One of earliest findings from their research, which has been taking place since the pandemic began, was that the vaccine was not very effective in people aged over 80, until they had their second dose.

Prof Ravi Gupta, from the University of Cambridge's Department of Medicine, said he hoped the work would help scientists plan the next generation of vaccines.

Image caption,

Prof Ravi Gupta said the research had led to a number of discoveries about the vaccines

The researchers have been using the volunteers' blood to check how well vaccines deal with new variants.

Volunteer Jack Berry, from Haverhill in Suffolk, said: "I lost family to Covid in the first wave, and I had Covid myself and my family has caught it.

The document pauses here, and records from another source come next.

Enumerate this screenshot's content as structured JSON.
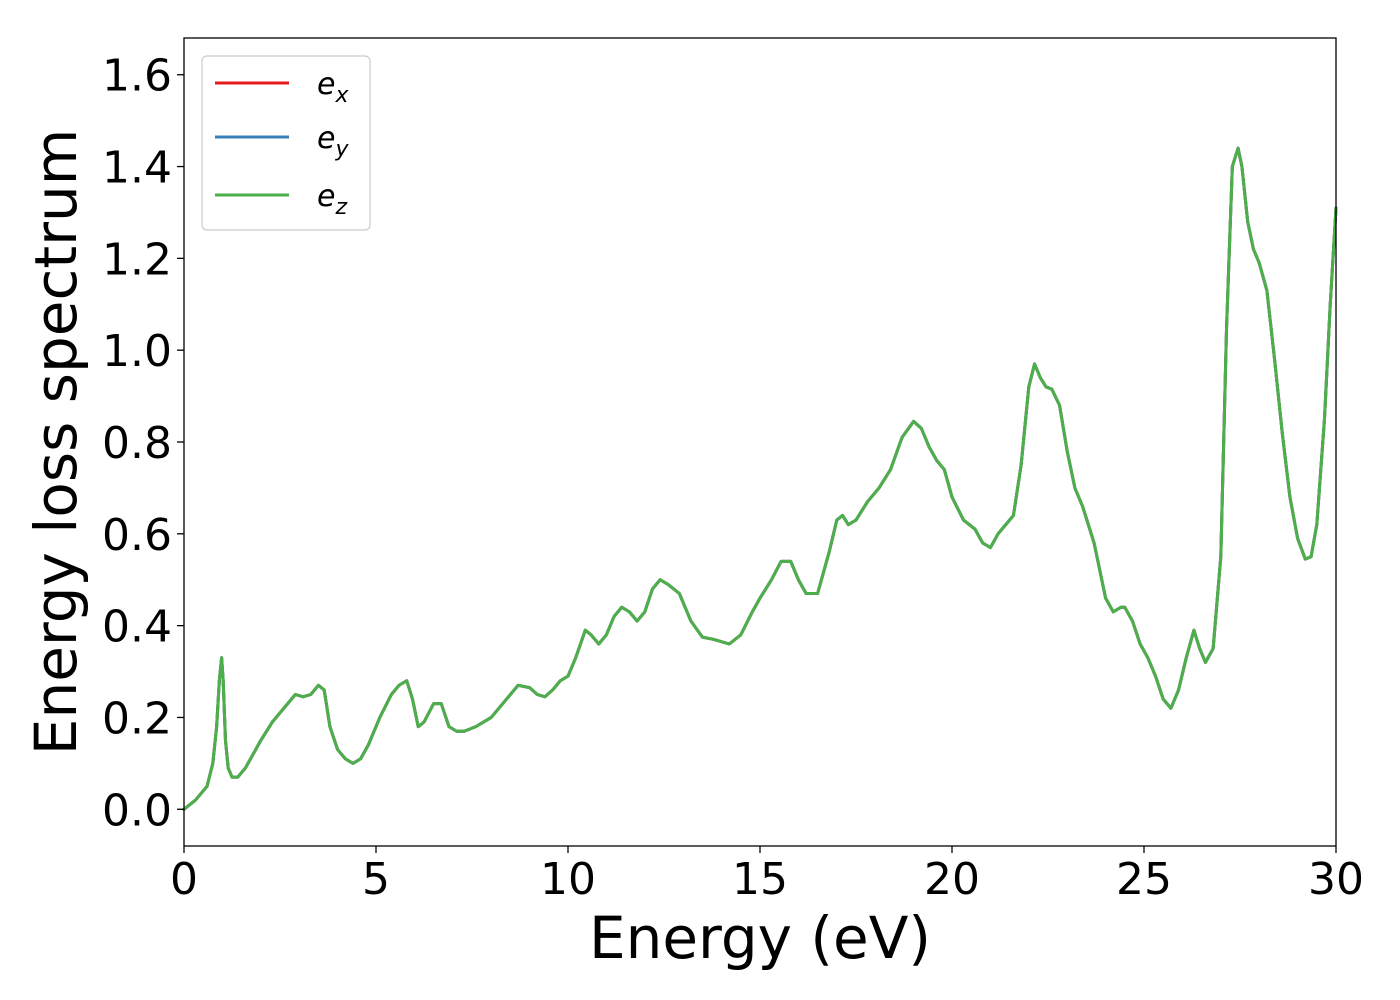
{
  "chart_data": {
    "type": "line",
    "title": "",
    "xlabel": "Energy (eV)",
    "ylabel": "Energy loss spectrum",
    "xlim": [
      0,
      30
    ],
    "ylim": [
      -0.08,
      1.68
    ],
    "xticks": [
      "0",
      "5",
      "10",
      "15",
      "20",
      "25",
      "30"
    ],
    "yticks": [
      "0.0",
      "0.2",
      "0.4",
      "0.6",
      "0.8",
      "1.0",
      "1.2",
      "1.4",
      "1.6"
    ],
    "grid": false,
    "legend_position": "top-left",
    "series": [
      {
        "name": "e",
        "subscript": "x",
        "color": "#e41a1c"
      },
      {
        "name": "e",
        "subscript": "y",
        "color": "#377eb8"
      },
      {
        "name": "e",
        "subscript": "z",
        "color": "#4daf4a"
      }
    ],
    "x": [
      0,
      0.3,
      0.6,
      0.75,
      0.85,
      0.92,
      0.98,
      1.02,
      1.08,
      1.15,
      1.25,
      1.4,
      1.6,
      1.8,
      2.0,
      2.3,
      2.6,
      2.9,
      3.1,
      3.3,
      3.5,
      3.65,
      3.8,
      4.0,
      4.2,
      4.4,
      4.6,
      4.8,
      5.1,
      5.4,
      5.6,
      5.8,
      5.95,
      6.1,
      6.25,
      6.5,
      6.7,
      6.9,
      7.1,
      7.3,
      7.6,
      8.0,
      8.4,
      8.7,
      9.0,
      9.2,
      9.4,
      9.6,
      9.8,
      10.0,
      10.2,
      10.45,
      10.6,
      10.8,
      11.0,
      11.2,
      11.4,
      11.6,
      11.8,
      12.0,
      12.2,
      12.4,
      12.6,
      12.9,
      13.2,
      13.5,
      13.8,
      14.2,
      14.5,
      14.8,
      15.0,
      15.3,
      15.55,
      15.8,
      16.0,
      16.2,
      16.5,
      16.8,
      17.0,
      17.15,
      17.3,
      17.5,
      17.8,
      18.1,
      18.4,
      18.7,
      19.0,
      19.2,
      19.4,
      19.6,
      19.8,
      20.0,
      20.3,
      20.6,
      20.8,
      21.0,
      21.2,
      21.4,
      21.6,
      21.8,
      22.0,
      22.15,
      22.3,
      22.45,
      22.6,
      22.8,
      23.0,
      23.2,
      23.4,
      23.7,
      24.0,
      24.2,
      24.4,
      24.5,
      24.7,
      24.9,
      25.1,
      25.3,
      25.5,
      25.7,
      25.9,
      26.1,
      26.3,
      26.45,
      26.6,
      26.8,
      27.0,
      27.15,
      27.3,
      27.45,
      27.55,
      27.7,
      27.85,
      28.0,
      28.2,
      28.4,
      28.6,
      28.8,
      29.0,
      29.2,
      29.35,
      29.5,
      29.7,
      29.85,
      30.0
    ],
    "values": [
      0.0,
      0.02,
      0.05,
      0.1,
      0.18,
      0.28,
      0.33,
      0.28,
      0.15,
      0.09,
      0.07,
      0.07,
      0.09,
      0.12,
      0.15,
      0.19,
      0.22,
      0.25,
      0.245,
      0.25,
      0.27,
      0.26,
      0.18,
      0.13,
      0.11,
      0.1,
      0.11,
      0.14,
      0.2,
      0.25,
      0.27,
      0.28,
      0.24,
      0.18,
      0.19,
      0.23,
      0.23,
      0.18,
      0.17,
      0.17,
      0.18,
      0.2,
      0.24,
      0.27,
      0.265,
      0.25,
      0.245,
      0.26,
      0.28,
      0.29,
      0.33,
      0.39,
      0.38,
      0.36,
      0.38,
      0.42,
      0.44,
      0.43,
      0.41,
      0.43,
      0.48,
      0.5,
      0.49,
      0.47,
      0.41,
      0.375,
      0.37,
      0.36,
      0.38,
      0.43,
      0.46,
      0.5,
      0.54,
      0.54,
      0.5,
      0.47,
      0.47,
      0.56,
      0.63,
      0.64,
      0.62,
      0.63,
      0.67,
      0.7,
      0.74,
      0.81,
      0.845,
      0.83,
      0.79,
      0.76,
      0.74,
      0.68,
      0.63,
      0.61,
      0.58,
      0.57,
      0.6,
      0.62,
      0.64,
      0.75,
      0.92,
      0.97,
      0.94,
      0.92,
      0.915,
      0.88,
      0.78,
      0.7,
      0.66,
      0.58,
      0.46,
      0.43,
      0.44,
      0.44,
      0.41,
      0.36,
      0.33,
      0.29,
      0.24,
      0.22,
      0.26,
      0.33,
      0.39,
      0.35,
      0.32,
      0.35,
      0.55,
      1.05,
      1.4,
      1.44,
      1.4,
      1.28,
      1.22,
      1.19,
      1.13,
      0.98,
      0.82,
      0.68,
      0.59,
      0.545,
      0.55,
      0.62,
      0.85,
      1.1,
      1.31
    ]
  }
}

So I thought, if I can help out in my own little way, then other people can benefit from that."

Experts found the 22-year-old through a Cambridge invention called the NIHR BioResource, external.

Made up of 200,000 volunteers, with 8,000 dedicated to Covid research, it has become an easy place for scientists to recruit people willing help.

Image caption,

Mr Berry was found through the BioResource list of volunteers

After blood has been given by a volunteer, it is carried about 400m (1,312ft) across the city's Biomedical Campus to a state-of-the art lab run by Prof Gupta.

It is then spun quickly in a centrifuge until it separates into red blood cells at the bottom and yellow plasma at the top, where the antibodies from the vaccines live and do their work.

By testing those antibodies against the coronavirus, they can check how well the vaccines are fighting off new variants.

Image caption,

The yellow blood plasma is what the researchers need

Prof Gupta said: "Our focus really has been the elderly and individuals who are taking various drugs or who have had cancers who don't respond so well to vaccines, and really understanding how well their immune systems will respond to vaccines, especially as new variants come along.

"It is absolutely essential that we remain vigilant on Covid-19, with specific risk groups."